For payments in a transaction that exceeds USD50,000, and depending on the nature of the payments, Article 6 of the Implementation Rules sets out the documents that should be submitted to the remitting banks for completion of the remittance.

  • Section 4 of Article 6 provides that for payments of royalties and licensing fees, the onshore payor needs to submit a) the underlying contracts; and b) invoices (or other kind of payment notices).
  • Section 7 of Article 6 provides that for payments of technology import or export, the onshore payor needs to submit a) the underlying contracts; and b) invoices (or other kind of payment notices). If the technology import or export involves technologies that are under the restricted category, the payor is further required to submit the "Technology Import and Export License" issued by the Ministry of Commerce.

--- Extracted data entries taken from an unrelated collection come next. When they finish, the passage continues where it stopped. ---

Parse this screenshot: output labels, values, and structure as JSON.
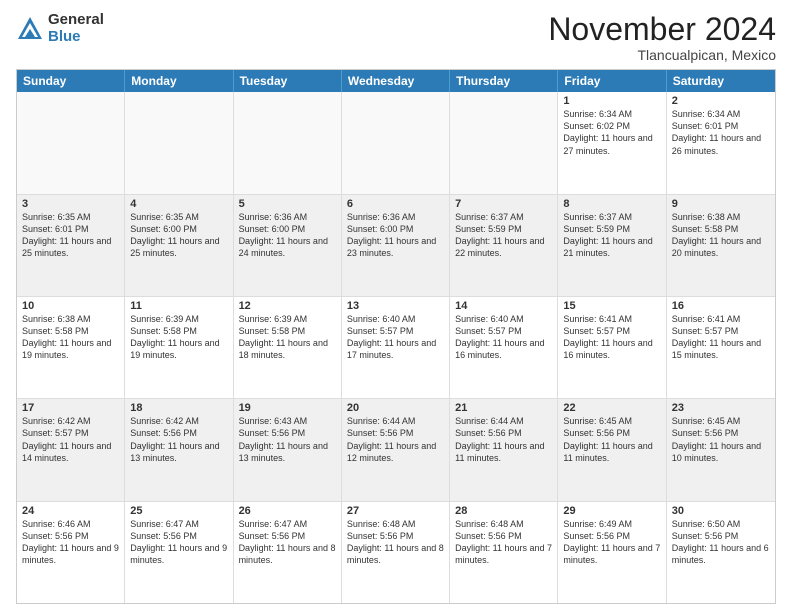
{
  "logo": {
    "general": "General",
    "blue": "Blue"
  },
  "title": "November 2024",
  "location": "Tlancualpican, Mexico",
  "days": [
    "Sunday",
    "Monday",
    "Tuesday",
    "Wednesday",
    "Thursday",
    "Friday",
    "Saturday"
  ],
  "weeks": [
    [
      {
        "day": "",
        "content": ""
      },
      {
        "day": "",
        "content": ""
      },
      {
        "day": "",
        "content": ""
      },
      {
        "day": "",
        "content": ""
      },
      {
        "day": "",
        "content": ""
      },
      {
        "day": "1",
        "content": "Sunrise: 6:34 AM\nSunset: 6:02 PM\nDaylight: 11 hours and 27 minutes."
      },
      {
        "day": "2",
        "content": "Sunrise: 6:34 AM\nSunset: 6:01 PM\nDaylight: 11 hours and 26 minutes."
      }
    ],
    [
      {
        "day": "3",
        "content": "Sunrise: 6:35 AM\nSunset: 6:01 PM\nDaylight: 11 hours and 25 minutes."
      },
      {
        "day": "4",
        "content": "Sunrise: 6:35 AM\nSunset: 6:00 PM\nDaylight: 11 hours and 25 minutes."
      },
      {
        "day": "5",
        "content": "Sunrise: 6:36 AM\nSunset: 6:00 PM\nDaylight: 11 hours and 24 minutes."
      },
      {
        "day": "6",
        "content": "Sunrise: 6:36 AM\nSunset: 6:00 PM\nDaylight: 11 hours and 23 minutes."
      },
      {
        "day": "7",
        "content": "Sunrise: 6:37 AM\nSunset: 5:59 PM\nDaylight: 11 hours and 22 minutes."
      },
      {
        "day": "8",
        "content": "Sunrise: 6:37 AM\nSunset: 5:59 PM\nDaylight: 11 hours and 21 minutes."
      },
      {
        "day": "9",
        "content": "Sunrise: 6:38 AM\nSunset: 5:58 PM\nDaylight: 11 hours and 20 minutes."
      }
    ],
    [
      {
        "day": "10",
        "content": "Sunrise: 6:38 AM\nSunset: 5:58 PM\nDaylight: 11 hours and 19 minutes."
      },
      {
        "day": "11",
        "content": "Sunrise: 6:39 AM\nSunset: 5:58 PM\nDaylight: 11 hours and 19 minutes."
      },
      {
        "day": "12",
        "content": "Sunrise: 6:39 AM\nSunset: 5:58 PM\nDaylight: 11 hours and 18 minutes."
      },
      {
        "day": "13",
        "content": "Sunrise: 6:40 AM\nSunset: 5:57 PM\nDaylight: 11 hours and 17 minutes."
      },
      {
        "day": "14",
        "content": "Sunrise: 6:40 AM\nSunset: 5:57 PM\nDaylight: 11 hours and 16 minutes."
      },
      {
        "day": "15",
        "content": "Sunrise: 6:41 AM\nSunset: 5:57 PM\nDaylight: 11 hours and 16 minutes."
      },
      {
        "day": "16",
        "content": "Sunrise: 6:41 AM\nSunset: 5:57 PM\nDaylight: 11 hours and 15 minutes."
      }
    ],
    [
      {
        "day": "17",
        "content": "Sunrise: 6:42 AM\nSunset: 5:57 PM\nDaylight: 11 hours and 14 minutes."
      },
      {
        "day": "18",
        "content": "Sunrise: 6:42 AM\nSunset: 5:56 PM\nDaylight: 11 hours and 13 minutes."
      },
      {
        "day": "19",
        "content": "Sunrise: 6:43 AM\nSunset: 5:56 PM\nDaylight: 11 hours and 13 minutes."
      },
      {
        "day": "20",
        "content": "Sunrise: 6:44 AM\nSunset: 5:56 PM\nDaylight: 11 hours and 12 minutes."
      },
      {
        "day": "21",
        "content": "Sunrise: 6:44 AM\nSunset: 5:56 PM\nDaylight: 11 hours and 11 minutes."
      },
      {
        "day": "22",
        "content": "Sunrise: 6:45 AM\nSunset: 5:56 PM\nDaylight: 11 hours and 11 minutes."
      },
      {
        "day": "23",
        "content": "Sunrise: 6:45 AM\nSunset: 5:56 PM\nDaylight: 11 hours and 10 minutes."
      }
    ],
    [
      {
        "day": "24",
        "content": "Sunrise: 6:46 AM\nSunset: 5:56 PM\nDaylight: 11 hours and 9 minutes."
      },
      {
        "day": "25",
        "content": "Sunrise: 6:47 AM\nSunset: 5:56 PM\nDaylight: 11 hours and 9 minutes."
      },
      {
        "day": "26",
        "content": "Sunrise: 6:47 AM\nSunset: 5:56 PM\nDaylight: 11 hours and 8 minutes."
      },
      {
        "day": "27",
        "content": "Sunrise: 6:48 AM\nSunset: 5:56 PM\nDaylight: 11 hours and 8 minutes."
      },
      {
        "day": "28",
        "content": "Sunrise: 6:48 AM\nSunset: 5:56 PM\nDaylight: 11 hours and 7 minutes."
      },
      {
        "day": "29",
        "content": "Sunrise: 6:49 AM\nSunset: 5:56 PM\nDaylight: 11 hours and 7 minutes."
      },
      {
        "day": "30",
        "content": "Sunrise: 6:50 AM\nSunset: 5:56 PM\nDaylight: 11 hours and 6 minutes."
      }
    ]
  ]
}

So for a trade mark or a patent license, recordals at the Trade Mark office or SIPO in this regard are no longer necessary. Under the old rules, a certificate of license recordation was a pre-requisite for the banks to complete the remittance.

In addition to the above, the remitting banks will still need to see the Tax Clearance Certificate, a document issued by the tax authority evidencing that any withholding tax in relation to the royalty or licensing fees has been paid.

Although the new rules do not specifically set out the documentation requirements in relation to payments for IPR assignments, we expect that the banks are likely to handle such transactions in line with the requirements for license payments.

Conclusion

The new rules will simplify the process of settling international IPR royalty payments.

Informal enquiries with banks so far indicate that banks have already drawn up and issued their respective internal procedures. Companies are therefore still advised to consult with their banks to ensure that they are aware of any specific operational requirements formed by the individual banks if any.